Comme l’indique la Figure 3, au 31 décembre 2020, 60 % des vétérans ayant accès au CFM recevaient le remboursement de quantités égales à 3 grammes par jour, tandis que 20 % des vétérans avaient reçu l’autorisation de se procurer des quantités supérieures à 3 grammes par jour.
Groupe | Nombre de vétérans | % des autorisations |
---|---|---|
moins de 3 gramme/jour | 2 674 | 19,4 % |
3 gramme/jour | 8 395 | 60,9 % |
plus de 3 gramme/jour | 2 747 | 19,9 % |
Source : Analyse de la DGVE fondée sur les données extraites du SFTDSS
Soutien à la recherche
En 2018, le Sous-comité des anciens combattants du Comité sénatorial permanent de la sécurité nationale et de la défense a entrepris une étude sur l’utilisation du CFM par les anciens combattants canadiens.

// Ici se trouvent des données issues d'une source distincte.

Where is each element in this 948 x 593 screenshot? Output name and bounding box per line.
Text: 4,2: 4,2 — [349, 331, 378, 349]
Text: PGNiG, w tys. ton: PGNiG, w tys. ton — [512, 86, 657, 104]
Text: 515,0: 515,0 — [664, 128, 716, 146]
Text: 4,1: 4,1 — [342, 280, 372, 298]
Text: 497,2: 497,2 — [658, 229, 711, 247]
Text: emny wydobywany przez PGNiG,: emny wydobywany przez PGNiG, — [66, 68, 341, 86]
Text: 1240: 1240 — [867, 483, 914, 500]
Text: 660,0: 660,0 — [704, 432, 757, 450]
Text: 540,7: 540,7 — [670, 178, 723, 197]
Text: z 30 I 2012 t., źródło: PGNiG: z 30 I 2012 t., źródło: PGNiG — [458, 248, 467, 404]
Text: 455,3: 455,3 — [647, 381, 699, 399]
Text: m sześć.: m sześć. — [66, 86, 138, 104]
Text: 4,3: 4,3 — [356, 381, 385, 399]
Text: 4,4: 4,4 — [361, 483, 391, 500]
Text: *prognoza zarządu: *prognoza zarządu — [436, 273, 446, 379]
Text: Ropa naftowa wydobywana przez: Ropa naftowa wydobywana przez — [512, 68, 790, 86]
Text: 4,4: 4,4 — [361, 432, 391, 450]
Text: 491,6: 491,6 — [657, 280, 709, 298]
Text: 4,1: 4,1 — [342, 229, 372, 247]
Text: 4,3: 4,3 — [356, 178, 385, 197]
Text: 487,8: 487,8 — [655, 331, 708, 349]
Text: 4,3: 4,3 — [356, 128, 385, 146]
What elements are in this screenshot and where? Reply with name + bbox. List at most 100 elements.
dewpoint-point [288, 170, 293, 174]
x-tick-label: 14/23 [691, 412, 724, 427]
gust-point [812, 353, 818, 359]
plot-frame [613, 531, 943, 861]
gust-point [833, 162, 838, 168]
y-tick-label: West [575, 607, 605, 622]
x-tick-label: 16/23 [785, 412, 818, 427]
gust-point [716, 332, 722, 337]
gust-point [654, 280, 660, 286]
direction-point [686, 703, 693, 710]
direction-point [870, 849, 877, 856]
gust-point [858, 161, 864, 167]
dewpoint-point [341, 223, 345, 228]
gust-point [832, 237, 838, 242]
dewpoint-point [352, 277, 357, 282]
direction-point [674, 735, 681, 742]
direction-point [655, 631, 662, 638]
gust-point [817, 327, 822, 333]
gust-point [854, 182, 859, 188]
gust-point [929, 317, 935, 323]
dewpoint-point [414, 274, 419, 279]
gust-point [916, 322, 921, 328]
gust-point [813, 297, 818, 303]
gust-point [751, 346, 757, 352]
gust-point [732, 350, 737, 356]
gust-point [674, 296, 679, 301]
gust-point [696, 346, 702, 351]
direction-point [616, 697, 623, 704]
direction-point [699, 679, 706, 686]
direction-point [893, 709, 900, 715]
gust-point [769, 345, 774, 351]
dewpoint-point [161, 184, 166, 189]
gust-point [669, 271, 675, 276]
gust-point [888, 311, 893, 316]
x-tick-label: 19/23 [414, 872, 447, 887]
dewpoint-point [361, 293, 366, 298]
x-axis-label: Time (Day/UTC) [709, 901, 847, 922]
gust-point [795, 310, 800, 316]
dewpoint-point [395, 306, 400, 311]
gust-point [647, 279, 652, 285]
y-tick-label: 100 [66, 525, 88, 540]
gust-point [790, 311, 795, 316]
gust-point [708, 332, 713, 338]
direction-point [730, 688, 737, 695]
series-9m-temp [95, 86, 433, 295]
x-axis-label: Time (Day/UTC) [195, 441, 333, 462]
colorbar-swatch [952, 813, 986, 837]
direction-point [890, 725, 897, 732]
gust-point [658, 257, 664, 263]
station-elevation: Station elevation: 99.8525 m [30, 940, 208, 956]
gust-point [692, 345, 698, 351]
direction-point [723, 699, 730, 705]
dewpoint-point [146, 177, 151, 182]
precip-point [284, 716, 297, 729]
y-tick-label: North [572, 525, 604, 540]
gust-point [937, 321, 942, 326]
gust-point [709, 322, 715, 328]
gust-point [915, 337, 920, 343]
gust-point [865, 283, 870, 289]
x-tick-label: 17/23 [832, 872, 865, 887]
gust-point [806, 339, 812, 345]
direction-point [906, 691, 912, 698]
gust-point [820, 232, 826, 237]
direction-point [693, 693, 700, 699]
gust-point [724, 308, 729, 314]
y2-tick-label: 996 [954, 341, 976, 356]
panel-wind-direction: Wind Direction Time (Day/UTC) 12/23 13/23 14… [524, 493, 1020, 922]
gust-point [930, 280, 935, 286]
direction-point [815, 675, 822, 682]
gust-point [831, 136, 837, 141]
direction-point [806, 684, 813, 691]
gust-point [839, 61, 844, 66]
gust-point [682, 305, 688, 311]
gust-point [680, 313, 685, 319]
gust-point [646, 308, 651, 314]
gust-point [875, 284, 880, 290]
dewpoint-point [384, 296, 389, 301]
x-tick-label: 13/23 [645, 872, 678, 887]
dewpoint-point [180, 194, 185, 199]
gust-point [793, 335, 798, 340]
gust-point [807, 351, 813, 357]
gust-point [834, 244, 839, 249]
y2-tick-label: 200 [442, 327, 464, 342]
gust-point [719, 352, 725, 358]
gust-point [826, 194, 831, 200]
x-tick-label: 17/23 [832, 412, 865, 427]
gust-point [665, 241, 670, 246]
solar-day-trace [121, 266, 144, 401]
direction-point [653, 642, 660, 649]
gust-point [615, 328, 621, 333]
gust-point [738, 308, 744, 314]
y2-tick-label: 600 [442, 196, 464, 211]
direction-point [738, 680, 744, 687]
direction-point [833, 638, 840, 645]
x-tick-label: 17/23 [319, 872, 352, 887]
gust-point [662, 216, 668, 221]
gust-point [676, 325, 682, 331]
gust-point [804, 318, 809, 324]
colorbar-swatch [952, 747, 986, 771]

Le rapport publié au terme de cette étude abordait la Politique de remboursement du cannabis à des fins médicales d’ACC et réitérait le consensus selon lequel il y a un important besoin de mener davantage de recherches sur l’utilisation du cannabis à des fins médicalesNote de bas de page 13.
ACC collabore étroitement avec de nombreux partenaires, dont le Centre de recherche sur le cannabis médical Michael G. DeGroote de l’Université McMaster, qui continuent d’examiner les études publiées sur le CFM et d’en mener eux-mêmes.
En 2021, l’Université McMaster a publié les résultats d’une revue systématique et méta-analyse d’essais cliniques randomisés sur le recours au CFM ou aux cannabinoïdes pour le traitement de la douleur chronique non cancéreuse ainsi que de la douleur cancéreuse. Le groupe d’experts responsable de ces travaux financés par ACC, qui a publié un résumé de ses recommandations, a conclu avec confiance que le cannabis à des fins médicales et les cannabinoïdes non inhalés :
- entraînent une légère augmentation de la proportion de patients atteints de douleurs chroniques qui signalent une amélioration importante de leurs douleurs et de la qualité de leur sommeil (degrés élevé et modéré de certitude, respectivement);
- entraînent une très légère augmentation de la proportion de patients atteints de douleurs chroniques qui signalent une amélioration importante de leur capacité fonctionnelle (degré élevé de certitude);
- n’entraînent pas d’amélioration sur le plan du fonctionnement émotionnel, de la perte de rôles ou du fonctionnement social (degré élevé de certitude)Note de bas de page 14.
ACC continue d’évaluer et de soutenir les besoins de recherche liés au CFM et à son utilisation en tant que traitement chez les vétérans. Les recommandations rapides issues des recherches menées par l’Université McMaster ouvrent la voie à l’élaboration de lignes directrices cliniques sur le recours au cannabis dans le traitement de la douleur chronique. Ces travaux, qui bénéficieront du soutien financier d’ACC, se termineront en 2024.